Ex positis, o Projeto de Lei nº 5351/2021 que, “Dispõe sobre medidas de apoio econômico e benefícios fiscais a empresas dos setores de comércio e serviços, microempreendedores individuais e trabalhadores autônomos que foram atingidos pela suspensão de atividades em virtude da pandemia do novo Coronavírus/COVID19.”, apresentado por membros da Câmara Municipal, apresenta vício insanável de legalidade, formalidade e inconstitucionalidade formal e material, acerca da usurpação de iniciativa, em razão da competência privativa do Poder Executivo de legislar acerca de matéria orçamentária e despesa, bem como à criação de despesa não prevista no orçamento anual do Município e ainda, pela inviabilidade de execução, posto que totalmente contraditório ao determinado na Lei de Responsabilidade Fiscal – Lei nº 101/2000, Lei Municipal nº 4.492/2020 – LDO para 2021 e ainda pela renúncia de receita sem comprovação de interesse público em total afronta ao princípio de legalidade, o que acarretam nulidade ao Projeto, ao passo que compete privativamente ao Poder Executivo propor a legislação acerca de matéria orçamentária e despesa, nos termos do inciso III, art. 100, da Lei Orgânica do Município de Três Corações, e ainda, por violar o disposto no art. 14 da Lei de Responsabilidade Fiscal – Lei nº 101/2000 e no art.32 da Lei Municipal nº 4.492/2020 (Lei que Estabelece as Diretrizes Orçamentárias para 2021).

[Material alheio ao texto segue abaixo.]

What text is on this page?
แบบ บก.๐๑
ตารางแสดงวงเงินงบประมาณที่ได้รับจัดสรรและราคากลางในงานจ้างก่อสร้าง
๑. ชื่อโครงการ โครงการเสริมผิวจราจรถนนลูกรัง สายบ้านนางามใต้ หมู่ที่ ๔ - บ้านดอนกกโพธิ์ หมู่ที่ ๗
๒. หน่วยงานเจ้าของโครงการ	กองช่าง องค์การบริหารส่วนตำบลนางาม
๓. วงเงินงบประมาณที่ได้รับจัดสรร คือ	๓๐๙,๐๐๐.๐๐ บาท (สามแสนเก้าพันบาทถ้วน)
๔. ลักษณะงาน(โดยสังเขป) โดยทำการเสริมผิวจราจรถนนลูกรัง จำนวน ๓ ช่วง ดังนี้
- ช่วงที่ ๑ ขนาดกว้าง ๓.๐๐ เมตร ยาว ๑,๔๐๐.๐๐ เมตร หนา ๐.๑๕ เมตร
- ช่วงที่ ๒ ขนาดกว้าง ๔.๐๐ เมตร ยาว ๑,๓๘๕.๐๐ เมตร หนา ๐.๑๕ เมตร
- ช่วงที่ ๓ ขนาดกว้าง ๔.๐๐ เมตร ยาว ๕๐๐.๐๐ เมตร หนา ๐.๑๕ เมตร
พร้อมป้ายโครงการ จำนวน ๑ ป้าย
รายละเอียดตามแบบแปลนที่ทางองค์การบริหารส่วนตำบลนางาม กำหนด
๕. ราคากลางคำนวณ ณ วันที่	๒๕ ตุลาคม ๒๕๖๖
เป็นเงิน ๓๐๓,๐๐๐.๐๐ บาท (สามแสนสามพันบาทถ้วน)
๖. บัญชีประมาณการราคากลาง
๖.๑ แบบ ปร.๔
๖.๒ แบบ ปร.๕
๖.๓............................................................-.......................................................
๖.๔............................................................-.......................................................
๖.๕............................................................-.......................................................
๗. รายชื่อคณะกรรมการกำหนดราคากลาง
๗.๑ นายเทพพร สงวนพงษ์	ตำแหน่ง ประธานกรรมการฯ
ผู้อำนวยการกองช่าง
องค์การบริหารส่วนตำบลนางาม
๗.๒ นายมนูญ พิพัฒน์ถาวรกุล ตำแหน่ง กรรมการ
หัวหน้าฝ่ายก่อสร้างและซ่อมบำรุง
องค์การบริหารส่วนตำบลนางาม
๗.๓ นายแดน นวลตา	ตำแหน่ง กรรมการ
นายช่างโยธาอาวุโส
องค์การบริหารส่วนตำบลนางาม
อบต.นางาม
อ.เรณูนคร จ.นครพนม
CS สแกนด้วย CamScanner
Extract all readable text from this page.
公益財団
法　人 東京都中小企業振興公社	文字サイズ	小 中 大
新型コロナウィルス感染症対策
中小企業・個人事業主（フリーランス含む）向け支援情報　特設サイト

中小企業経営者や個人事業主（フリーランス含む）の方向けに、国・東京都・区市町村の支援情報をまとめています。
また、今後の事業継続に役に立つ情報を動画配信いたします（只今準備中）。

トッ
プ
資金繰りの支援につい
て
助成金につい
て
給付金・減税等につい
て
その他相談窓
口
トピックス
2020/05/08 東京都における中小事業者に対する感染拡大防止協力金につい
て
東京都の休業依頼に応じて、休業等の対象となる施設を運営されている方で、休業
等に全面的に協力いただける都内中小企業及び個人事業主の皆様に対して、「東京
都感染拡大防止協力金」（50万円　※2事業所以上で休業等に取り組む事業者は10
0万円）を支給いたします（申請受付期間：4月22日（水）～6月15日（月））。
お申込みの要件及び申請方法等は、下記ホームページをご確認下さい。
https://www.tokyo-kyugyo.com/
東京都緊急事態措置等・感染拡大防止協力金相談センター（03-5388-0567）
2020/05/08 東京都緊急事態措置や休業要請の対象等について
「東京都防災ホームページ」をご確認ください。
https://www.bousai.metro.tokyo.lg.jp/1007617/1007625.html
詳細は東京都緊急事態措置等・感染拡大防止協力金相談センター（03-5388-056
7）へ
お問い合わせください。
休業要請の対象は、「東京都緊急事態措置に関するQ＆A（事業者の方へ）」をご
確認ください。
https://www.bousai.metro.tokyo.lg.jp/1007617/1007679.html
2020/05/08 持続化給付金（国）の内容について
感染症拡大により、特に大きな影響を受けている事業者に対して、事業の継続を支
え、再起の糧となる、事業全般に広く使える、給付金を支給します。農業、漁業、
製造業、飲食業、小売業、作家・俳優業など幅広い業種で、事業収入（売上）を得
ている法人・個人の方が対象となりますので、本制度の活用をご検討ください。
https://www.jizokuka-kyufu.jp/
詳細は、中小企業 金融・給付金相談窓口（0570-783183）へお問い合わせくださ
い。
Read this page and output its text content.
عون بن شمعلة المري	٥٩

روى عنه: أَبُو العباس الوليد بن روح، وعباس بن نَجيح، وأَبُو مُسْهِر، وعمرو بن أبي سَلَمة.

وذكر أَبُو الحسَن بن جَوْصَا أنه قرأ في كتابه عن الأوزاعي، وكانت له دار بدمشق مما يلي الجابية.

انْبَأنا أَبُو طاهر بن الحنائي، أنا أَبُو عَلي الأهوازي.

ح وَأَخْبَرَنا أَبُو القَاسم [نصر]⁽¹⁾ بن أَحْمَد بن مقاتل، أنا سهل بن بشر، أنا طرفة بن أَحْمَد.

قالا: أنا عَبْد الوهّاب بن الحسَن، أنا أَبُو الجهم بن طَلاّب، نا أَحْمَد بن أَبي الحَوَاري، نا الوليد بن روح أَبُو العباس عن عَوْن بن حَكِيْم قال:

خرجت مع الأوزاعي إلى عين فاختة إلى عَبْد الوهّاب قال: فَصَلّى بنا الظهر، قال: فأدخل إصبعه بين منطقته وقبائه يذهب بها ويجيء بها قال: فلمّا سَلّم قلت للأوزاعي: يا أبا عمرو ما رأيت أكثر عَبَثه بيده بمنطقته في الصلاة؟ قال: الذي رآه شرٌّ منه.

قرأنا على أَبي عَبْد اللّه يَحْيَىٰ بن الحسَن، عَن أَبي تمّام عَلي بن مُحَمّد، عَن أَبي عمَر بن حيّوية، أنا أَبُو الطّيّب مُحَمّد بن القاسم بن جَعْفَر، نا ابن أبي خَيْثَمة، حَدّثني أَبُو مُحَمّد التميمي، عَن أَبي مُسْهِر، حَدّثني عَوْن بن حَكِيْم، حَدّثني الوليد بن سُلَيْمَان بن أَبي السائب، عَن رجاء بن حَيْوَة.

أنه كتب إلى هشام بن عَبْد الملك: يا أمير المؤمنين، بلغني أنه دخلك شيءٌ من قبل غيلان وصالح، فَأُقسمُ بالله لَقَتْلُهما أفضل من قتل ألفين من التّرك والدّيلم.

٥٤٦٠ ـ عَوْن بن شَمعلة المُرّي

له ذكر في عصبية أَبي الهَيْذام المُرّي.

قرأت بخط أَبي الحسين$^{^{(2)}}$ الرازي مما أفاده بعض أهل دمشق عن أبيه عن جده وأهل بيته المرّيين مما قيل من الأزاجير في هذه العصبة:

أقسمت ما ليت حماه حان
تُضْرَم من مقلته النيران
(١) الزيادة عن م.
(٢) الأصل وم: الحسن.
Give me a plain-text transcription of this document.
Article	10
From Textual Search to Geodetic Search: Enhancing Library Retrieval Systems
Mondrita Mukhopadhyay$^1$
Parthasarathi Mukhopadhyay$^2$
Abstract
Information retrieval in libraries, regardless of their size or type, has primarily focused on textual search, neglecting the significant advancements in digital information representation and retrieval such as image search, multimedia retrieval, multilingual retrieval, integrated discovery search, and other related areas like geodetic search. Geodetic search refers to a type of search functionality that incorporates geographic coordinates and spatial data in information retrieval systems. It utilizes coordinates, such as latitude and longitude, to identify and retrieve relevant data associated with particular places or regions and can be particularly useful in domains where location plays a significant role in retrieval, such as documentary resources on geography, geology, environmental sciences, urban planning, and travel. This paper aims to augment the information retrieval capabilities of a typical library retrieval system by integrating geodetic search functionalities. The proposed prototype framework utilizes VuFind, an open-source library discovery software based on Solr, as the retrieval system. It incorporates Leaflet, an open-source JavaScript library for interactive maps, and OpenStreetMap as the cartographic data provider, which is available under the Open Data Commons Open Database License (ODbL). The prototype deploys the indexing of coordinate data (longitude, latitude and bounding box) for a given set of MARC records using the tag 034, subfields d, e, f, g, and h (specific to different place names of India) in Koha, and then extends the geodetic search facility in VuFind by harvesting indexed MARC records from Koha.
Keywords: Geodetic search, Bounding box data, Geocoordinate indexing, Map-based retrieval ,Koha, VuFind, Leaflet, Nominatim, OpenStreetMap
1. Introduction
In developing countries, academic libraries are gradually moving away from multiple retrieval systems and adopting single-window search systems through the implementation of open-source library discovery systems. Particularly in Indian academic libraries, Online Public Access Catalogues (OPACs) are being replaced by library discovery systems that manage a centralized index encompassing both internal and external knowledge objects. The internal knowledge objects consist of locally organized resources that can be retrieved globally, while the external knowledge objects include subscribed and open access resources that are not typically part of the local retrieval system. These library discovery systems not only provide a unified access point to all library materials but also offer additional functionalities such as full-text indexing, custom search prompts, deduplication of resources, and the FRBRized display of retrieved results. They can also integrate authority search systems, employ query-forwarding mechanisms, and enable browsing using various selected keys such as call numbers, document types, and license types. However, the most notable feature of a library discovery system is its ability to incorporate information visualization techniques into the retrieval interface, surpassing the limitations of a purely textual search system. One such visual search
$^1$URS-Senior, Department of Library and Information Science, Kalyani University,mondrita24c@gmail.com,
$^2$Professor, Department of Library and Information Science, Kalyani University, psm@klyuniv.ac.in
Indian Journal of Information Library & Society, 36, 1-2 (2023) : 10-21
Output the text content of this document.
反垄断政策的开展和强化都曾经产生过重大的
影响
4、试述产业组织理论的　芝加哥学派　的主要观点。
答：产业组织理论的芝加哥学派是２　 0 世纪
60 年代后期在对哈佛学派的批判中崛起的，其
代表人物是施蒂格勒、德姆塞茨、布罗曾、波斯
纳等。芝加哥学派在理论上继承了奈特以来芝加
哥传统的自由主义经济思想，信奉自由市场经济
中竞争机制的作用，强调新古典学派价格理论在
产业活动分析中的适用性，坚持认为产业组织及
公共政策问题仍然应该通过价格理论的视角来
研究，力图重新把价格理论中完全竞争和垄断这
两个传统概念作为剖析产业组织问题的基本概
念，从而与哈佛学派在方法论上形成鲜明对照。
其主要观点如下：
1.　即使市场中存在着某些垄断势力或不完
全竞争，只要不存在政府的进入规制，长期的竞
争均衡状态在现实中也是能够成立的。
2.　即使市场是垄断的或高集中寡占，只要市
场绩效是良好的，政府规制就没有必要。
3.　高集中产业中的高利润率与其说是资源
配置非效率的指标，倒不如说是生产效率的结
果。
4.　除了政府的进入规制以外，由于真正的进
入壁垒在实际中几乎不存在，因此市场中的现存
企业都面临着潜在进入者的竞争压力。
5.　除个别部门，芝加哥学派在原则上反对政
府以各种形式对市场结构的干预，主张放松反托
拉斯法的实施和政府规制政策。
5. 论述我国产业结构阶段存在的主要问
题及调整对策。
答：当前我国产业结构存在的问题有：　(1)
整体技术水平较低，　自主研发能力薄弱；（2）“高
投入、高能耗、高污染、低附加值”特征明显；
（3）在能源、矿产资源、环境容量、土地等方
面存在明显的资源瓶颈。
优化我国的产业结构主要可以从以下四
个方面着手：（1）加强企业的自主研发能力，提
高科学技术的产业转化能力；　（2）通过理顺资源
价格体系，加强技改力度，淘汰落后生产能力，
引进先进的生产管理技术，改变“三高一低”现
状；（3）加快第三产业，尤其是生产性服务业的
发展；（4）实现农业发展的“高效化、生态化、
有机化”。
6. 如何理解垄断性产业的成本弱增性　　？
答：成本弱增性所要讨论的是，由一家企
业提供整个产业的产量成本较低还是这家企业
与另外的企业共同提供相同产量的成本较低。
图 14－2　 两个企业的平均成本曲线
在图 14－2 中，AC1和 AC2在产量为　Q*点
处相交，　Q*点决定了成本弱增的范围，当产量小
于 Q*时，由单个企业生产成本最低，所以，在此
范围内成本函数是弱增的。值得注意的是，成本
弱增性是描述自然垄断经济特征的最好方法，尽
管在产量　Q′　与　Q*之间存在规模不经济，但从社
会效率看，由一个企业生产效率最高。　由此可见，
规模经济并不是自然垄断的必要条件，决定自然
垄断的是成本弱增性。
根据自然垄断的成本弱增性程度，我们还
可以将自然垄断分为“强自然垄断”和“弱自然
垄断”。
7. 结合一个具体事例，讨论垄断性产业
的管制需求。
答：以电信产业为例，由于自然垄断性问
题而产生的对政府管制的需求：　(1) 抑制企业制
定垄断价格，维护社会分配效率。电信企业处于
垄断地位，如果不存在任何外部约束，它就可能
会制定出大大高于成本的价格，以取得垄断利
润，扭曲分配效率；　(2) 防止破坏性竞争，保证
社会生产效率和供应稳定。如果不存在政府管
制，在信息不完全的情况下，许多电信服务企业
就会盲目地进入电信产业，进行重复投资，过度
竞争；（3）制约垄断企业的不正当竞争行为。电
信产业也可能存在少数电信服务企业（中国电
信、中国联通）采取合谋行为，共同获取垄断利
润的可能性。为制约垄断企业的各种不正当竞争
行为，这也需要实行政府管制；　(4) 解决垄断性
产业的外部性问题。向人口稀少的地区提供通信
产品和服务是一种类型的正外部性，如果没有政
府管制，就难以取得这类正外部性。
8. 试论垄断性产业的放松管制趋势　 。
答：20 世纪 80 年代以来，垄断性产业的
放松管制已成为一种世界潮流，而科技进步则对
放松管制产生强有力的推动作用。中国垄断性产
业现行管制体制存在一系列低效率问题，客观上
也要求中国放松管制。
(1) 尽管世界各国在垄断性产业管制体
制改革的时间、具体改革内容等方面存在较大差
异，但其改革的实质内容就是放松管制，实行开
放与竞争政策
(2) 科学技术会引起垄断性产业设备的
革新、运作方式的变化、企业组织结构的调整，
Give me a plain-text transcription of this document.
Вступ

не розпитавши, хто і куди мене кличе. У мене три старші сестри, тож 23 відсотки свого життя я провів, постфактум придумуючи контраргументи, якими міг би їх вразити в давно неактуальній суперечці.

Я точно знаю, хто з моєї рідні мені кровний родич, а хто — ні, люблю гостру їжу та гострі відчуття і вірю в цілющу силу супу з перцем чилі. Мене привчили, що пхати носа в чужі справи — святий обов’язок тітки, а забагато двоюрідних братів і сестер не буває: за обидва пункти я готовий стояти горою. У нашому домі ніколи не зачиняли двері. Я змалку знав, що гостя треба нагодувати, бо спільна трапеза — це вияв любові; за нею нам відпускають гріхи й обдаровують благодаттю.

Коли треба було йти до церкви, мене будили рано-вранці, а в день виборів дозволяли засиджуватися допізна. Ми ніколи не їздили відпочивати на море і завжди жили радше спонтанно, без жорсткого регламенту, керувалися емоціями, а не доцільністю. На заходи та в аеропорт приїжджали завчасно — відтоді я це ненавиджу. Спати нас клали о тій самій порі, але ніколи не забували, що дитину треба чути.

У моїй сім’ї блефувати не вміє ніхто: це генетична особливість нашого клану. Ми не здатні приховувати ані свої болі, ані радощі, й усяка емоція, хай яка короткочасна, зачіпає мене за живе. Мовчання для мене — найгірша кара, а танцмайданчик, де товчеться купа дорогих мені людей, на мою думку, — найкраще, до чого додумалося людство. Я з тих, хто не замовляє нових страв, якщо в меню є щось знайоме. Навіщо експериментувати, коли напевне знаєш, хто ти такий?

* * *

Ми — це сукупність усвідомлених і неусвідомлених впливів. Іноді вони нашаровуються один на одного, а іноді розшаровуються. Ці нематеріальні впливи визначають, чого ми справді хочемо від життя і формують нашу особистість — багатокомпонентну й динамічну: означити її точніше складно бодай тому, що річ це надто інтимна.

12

Diante das considerações apresentadas, demonstrados os óbices que impedem a sanção do texto do Projeto de Lei nº 5351/2021, em virtude de sua inconstitucionalidade formal em razão de vício de iniciativa e material em razão de violação ao princípio da legalidade, quanto à criação de despesa não prevista no orçamento anual do Município e diante da afronta ao que dispõem a Lei de Responsabilidade Fiscal – Lei nº 101/2000 e a Lei Municipal nº 4.492/2020, bem como pela impossibilidade do Poder Público Municipal promover suspensão em cadastro de competência e uso exclusivo da Administração Pública Federal, apresentando-se totalmente inexequível, pelo o que somos levados a propor o veto em sua totalidade ao citado Projeto de Lei, não podendo o mesmo fazer parte do ordenamento jurídico municipal.
Pelo exposto, é o presente veto total, a fim de apreciação dessa Ilustre Casa Legislativa.